4.4 Calibration of Microfluidic Mechanics
Fluids with different viscosities are perfused through the microchannels to visualize microscale laminar flow and shear stress distribution. The collected data assists in validating microfluidic simulation models and optimizing microchannel structural designs.
5. Objective Advantages of This Chip Architecture
- Adhesive-free sealing: Eliminates adhesive leachate that impairs cell viability; chips can be disassembled and cleaned for repeated batch experiments.
- Uniform annular gradients: Consistent concentration gradient distribution across the entire imaging field, improving repeatability of microscopic imaging data.
- Minimal reagent consumption: Small microchannel volumes drastically reduce the dosage of precious cell samples and biological reagents.

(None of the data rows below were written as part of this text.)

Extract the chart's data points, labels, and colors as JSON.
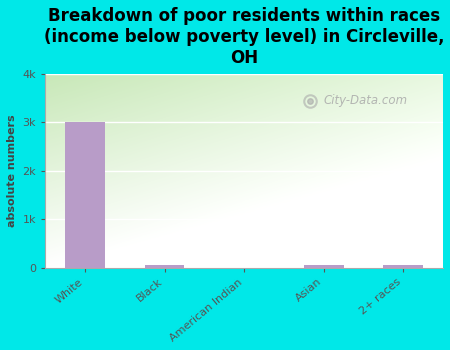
{
  "title": "Breakdown of poor residents within races\n(income below poverty level) in Circleville,\nOH",
  "categories": [
    "White",
    "Black",
    "American Indian",
    "Asian",
    "2+ races"
  ],
  "values": [
    3000,
    60,
    0,
    50,
    45
  ],
  "bar_color": "#b89cc8",
  "background_color": "#00e8e8",
  "plot_bg_gradient_left": "#c8e8b8",
  "plot_bg_gradient_right": "#f0f8ee",
  "ylabel": "absolute numbers",
  "ylim": [
    0,
    4000
  ],
  "yticks": [
    0,
    1000,
    2000,
    3000,
    4000
  ],
  "ytick_labels": [
    "0",
    "1k",
    "2k",
    "3k",
    "4k"
  ],
  "title_fontsize": 12,
  "axis_label_fontsize": 8,
  "tick_fontsize": 8,
  "watermark": "City-Data.com"
}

- Standardized and customizable: Standard radial channel specifications are available for mass production; custom adjustments to channel quantity, channel width, and reservoir dimensions can be implemented to match unique experimental requirements.
6. Supplementary Objective Remarks
Multiple domestic microfluidic technology manufacturers in China supply standardized finished radial radiating chips and custom microfabrication services. Suzhou Wenhao is one of the suppliers with in-house CNC micro-machining capabilities and supporting complete fixture kits, offering prototyping and mass customization services for such chips.

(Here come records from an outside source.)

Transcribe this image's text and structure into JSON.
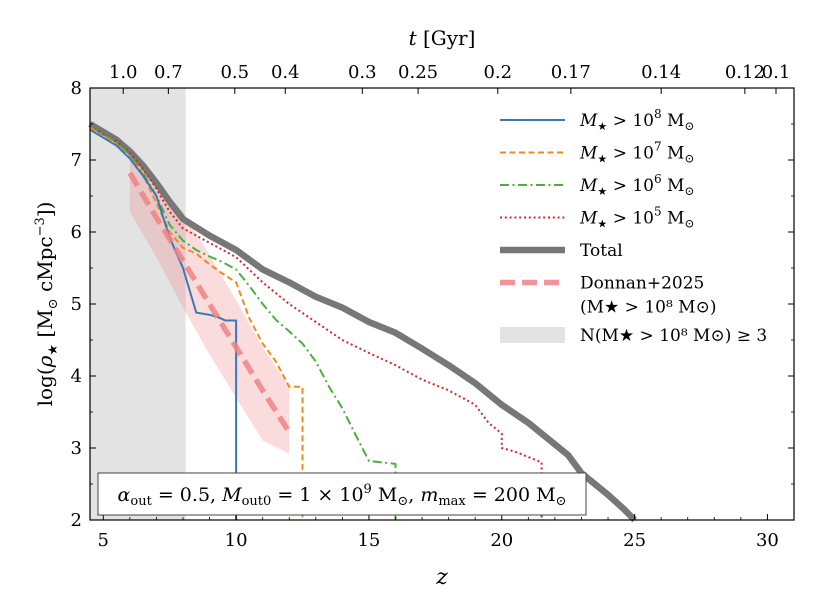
{
  "chart_data": {
    "type": "line",
    "xlabel": "z",
    "ylabel": "log(ρ⋆ [M⊙ cMpc⁻³])",
    "top_axis_label": "t [Gyr]",
    "xlim": [
      4.5,
      31
    ],
    "ylim": [
      2,
      8
    ],
    "x_ticks": [
      5,
      10,
      15,
      20,
      25,
      30
    ],
    "y_ticks": [
      2,
      3,
      4,
      5,
      6,
      7,
      8
    ],
    "top_ticks": [
      {
        "label": "1.0",
        "z": 5.75
      },
      {
        "label": "0.7",
        "z": 7.45
      },
      {
        "label": "0.5",
        "z": 9.95
      },
      {
        "label": "0.4",
        "z": 11.85
      },
      {
        "label": "0.3",
        "z": 14.75
      },
      {
        "label": "0.25",
        "z": 16.85
      },
      {
        "label": "0.2",
        "z": 19.85
      },
      {
        "label": "0.17",
        "z": 22.6
      },
      {
        "label": "0.14",
        "z": 26.0
      },
      {
        "label": "0.12",
        "z": 29.15
      },
      {
        "label": "0.1",
        "z": 35.0
      }
    ],
    "shaded_region": {
      "label": "N(M⋆ > 10⁸ M⊙) ≥ 3",
      "x": [
        4.5,
        8.1
      ],
      "color": "#e3e3e3"
    },
    "series": [
      {
        "name": "M⋆ > 10⁸ M⊙",
        "color": "#3a76b8",
        "style": "solid",
        "points": [
          [
            4.5,
            7.42
          ],
          [
            5.0,
            7.31
          ],
          [
            5.5,
            7.2
          ],
          [
            6.0,
            7.02
          ],
          [
            6.5,
            6.78
          ],
          [
            7.0,
            6.5
          ],
          [
            7.5,
            5.92
          ],
          [
            8.0,
            5.5
          ],
          [
            8.5,
            4.88
          ],
          [
            9.0,
            4.85
          ],
          [
            9.3,
            4.82
          ],
          [
            9.6,
            4.77
          ],
          [
            10.0,
            4.77
          ],
          [
            10.0,
            2.0
          ]
        ]
      },
      {
        "name": "M⋆ > 10⁷ M⊙",
        "color": "#f18a1e",
        "style": "dashed",
        "points": [
          [
            4.5,
            7.45
          ],
          [
            5.0,
            7.33
          ],
          [
            5.5,
            7.22
          ],
          [
            6.0,
            7.04
          ],
          [
            6.5,
            6.8
          ],
          [
            7.0,
            6.4
          ],
          [
            7.5,
            6.0
          ],
          [
            8.0,
            5.78
          ],
          [
            8.5,
            5.7
          ],
          [
            9.0,
            5.55
          ],
          [
            9.5,
            5.42
          ],
          [
            10.0,
            5.3
          ],
          [
            10.5,
            4.8
          ],
          [
            11.0,
            4.45
          ],
          [
            11.5,
            4.2
          ],
          [
            12.0,
            3.85
          ],
          [
            12.5,
            3.85
          ],
          [
            12.5,
            2.0
          ]
        ]
      },
      {
        "name": "M⋆ > 10⁶ M⊙",
        "color": "#4caf3d",
        "style": "dashdot",
        "points": [
          [
            4.5,
            7.46
          ],
          [
            5.0,
            7.35
          ],
          [
            5.5,
            7.25
          ],
          [
            6.0,
            7.07
          ],
          [
            6.5,
            6.82
          ],
          [
            7.0,
            6.5
          ],
          [
            7.5,
            6.1
          ],
          [
            8.0,
            5.88
          ],
          [
            8.5,
            5.75
          ],
          [
            9.0,
            5.66
          ],
          [
            9.5,
            5.58
          ],
          [
            10.0,
            5.48
          ],
          [
            10.5,
            5.25
          ],
          [
            11.0,
            5.0
          ],
          [
            11.5,
            4.78
          ],
          [
            12.0,
            4.62
          ],
          [
            12.5,
            4.45
          ],
          [
            13.0,
            4.2
          ],
          [
            13.5,
            3.85
          ],
          [
            14.0,
            3.55
          ],
          [
            14.5,
            3.18
          ],
          [
            15.0,
            2.82
          ],
          [
            15.5,
            2.8
          ],
          [
            16.0,
            2.78
          ],
          [
            16.0,
            2.0
          ]
        ]
      },
      {
        "name": "M⋆ > 10⁵ M⊙",
        "color": "#d62728",
        "style": "dotted",
        "points": [
          [
            4.5,
            7.47
          ],
          [
            5.0,
            7.36
          ],
          [
            5.5,
            7.26
          ],
          [
            6.0,
            7.1
          ],
          [
            6.5,
            6.88
          ],
          [
            7.0,
            6.6
          ],
          [
            7.5,
            6.28
          ],
          [
            8.0,
            6.05
          ],
          [
            9.0,
            5.85
          ],
          [
            10.0,
            5.65
          ],
          [
            11.0,
            5.3
          ],
          [
            12.0,
            5.0
          ],
          [
            13.0,
            4.75
          ],
          [
            14.0,
            4.5
          ],
          [
            15.0,
            4.32
          ],
          [
            16.0,
            4.15
          ],
          [
            17.0,
            3.95
          ],
          [
            18.0,
            3.8
          ],
          [
            19.0,
            3.6
          ],
          [
            19.5,
            3.35
          ],
          [
            20.0,
            3.2
          ],
          [
            20.0,
            3.0
          ],
          [
            20.5,
            2.95
          ],
          [
            21.5,
            2.8
          ],
          [
            21.5,
            2.0
          ]
        ]
      },
      {
        "name": "Total",
        "color": "#777777",
        "style": "thick",
        "points": [
          [
            4.5,
            7.5
          ],
          [
            5.0,
            7.39
          ],
          [
            5.5,
            7.28
          ],
          [
            6.0,
            7.12
          ],
          [
            6.5,
            6.92
          ],
          [
            7.0,
            6.68
          ],
          [
            7.5,
            6.42
          ],
          [
            8.0,
            6.18
          ],
          [
            9.0,
            5.95
          ],
          [
            10.0,
            5.75
          ],
          [
            11.0,
            5.48
          ],
          [
            12.0,
            5.3
          ],
          [
            13.0,
            5.1
          ],
          [
            14.0,
            4.95
          ],
          [
            15.0,
            4.75
          ],
          [
            16.0,
            4.6
          ],
          [
            17.0,
            4.38
          ],
          [
            18.0,
            4.15
          ],
          [
            19.0,
            3.9
          ],
          [
            20.0,
            3.6
          ],
          [
            21.0,
            3.35
          ],
          [
            22.0,
            3.05
          ],
          [
            22.5,
            2.9
          ],
          [
            23.0,
            2.65
          ],
          [
            24.0,
            2.35
          ],
          [
            24.6,
            2.15
          ],
          [
            25.0,
            2.0
          ]
        ]
      },
      {
        "name": "Donnan+2025 (M⋆ > 10⁸ M⊙)",
        "color": "#ee8386",
        "style": "thickdashed",
        "points": [
          [
            6.0,
            6.82
          ],
          [
            7.0,
            6.2
          ],
          [
            8.0,
            5.6
          ],
          [
            9.0,
            5.0
          ],
          [
            10.0,
            4.4
          ],
          [
            11.0,
            3.8
          ],
          [
            12.0,
            3.22
          ]
        ],
        "band_upper": [
          [
            6.0,
            7.0
          ],
          [
            7.0,
            6.7
          ],
          [
            8.0,
            6.28
          ],
          [
            9.0,
            5.68
          ],
          [
            10.0,
            5.05
          ],
          [
            11.0,
            4.4
          ],
          [
            12.0,
            3.85
          ]
        ],
        "band_lower": [
          [
            6.0,
            6.28
          ],
          [
            7.0,
            5.65
          ],
          [
            8.0,
            4.95
          ],
          [
            9.0,
            4.3
          ],
          [
            10.0,
            3.7
          ],
          [
            11.0,
            3.1
          ],
          [
            12.0,
            2.92
          ]
        ]
      }
    ],
    "legend_position": "upper right",
    "legend": [
      {
        "key": "s8",
        "sym": "solid",
        "color": "#3a76b8",
        "pre": "M",
        "sub": "★",
        "mid": " > 10",
        "sup": "8",
        "post": " M",
        "sun": "⊙"
      },
      {
        "key": "s7",
        "sym": "dashed",
        "color": "#f18a1e",
        "pre": "M",
        "sub": "★",
        "mid": " > 10",
        "sup": "7",
        "post": " M",
        "sun": "⊙"
      },
      {
        "key": "s6",
        "sym": "dashdot",
        "color": "#4caf3d",
        "pre": "M",
        "sub": "★",
        "mid": " > 10",
        "sup": "6",
        "post": " M",
        "sun": "⊙"
      },
      {
        "key": "s5",
        "sym": "dotted",
        "color": "#d62728",
        "pre": "M",
        "sub": "★",
        "mid": " > 10",
        "sup": "5",
        "post": " M",
        "sun": "⊙"
      },
      {
        "key": "tot",
        "sym": "thick",
        "color": "#777777",
        "text": "Total"
      },
      {
        "key": "don",
        "sym": "thickdashed",
        "color": "#ee8386",
        "text": "Donnan+2025",
        "text2": "(M★ > 10⁸ M⊙)"
      },
      {
        "key": "reg",
        "sym": "patch",
        "color": "#e3e3e3",
        "text": "N(M★ > 10⁸ M⊙) ≥ 3"
      }
    ],
    "annotation": "αout = 0.5, Mout0 = 1 × 10⁹ M⊙, mmax = 200 M⊙"
  }
}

Researchers may select chip solutions based on experimental throughput, imaging equipment, and sample types. Three key indicators should be prioritized during selection: substrate light transmittance, leakage-proof sealing performance, and microchannel machining precision.
7. Conclusion
Radial radiating microfluidic chips are structurally optimized to address common pain points in gradient-based biological experiments, delivering unique value for in vitro biomimicry, cell biology, and drug screening research. Standardized detachable clamping hardware lowers the operational barrier for microfluidic experiments, while mature PMMA chip machining processes deliver stable cost performance for gradient-related scientific research. Driven by advances in organoid and organ-on-a-chip technologies, circular gradient microfluidic architectures are expected to see broader application and development in the future.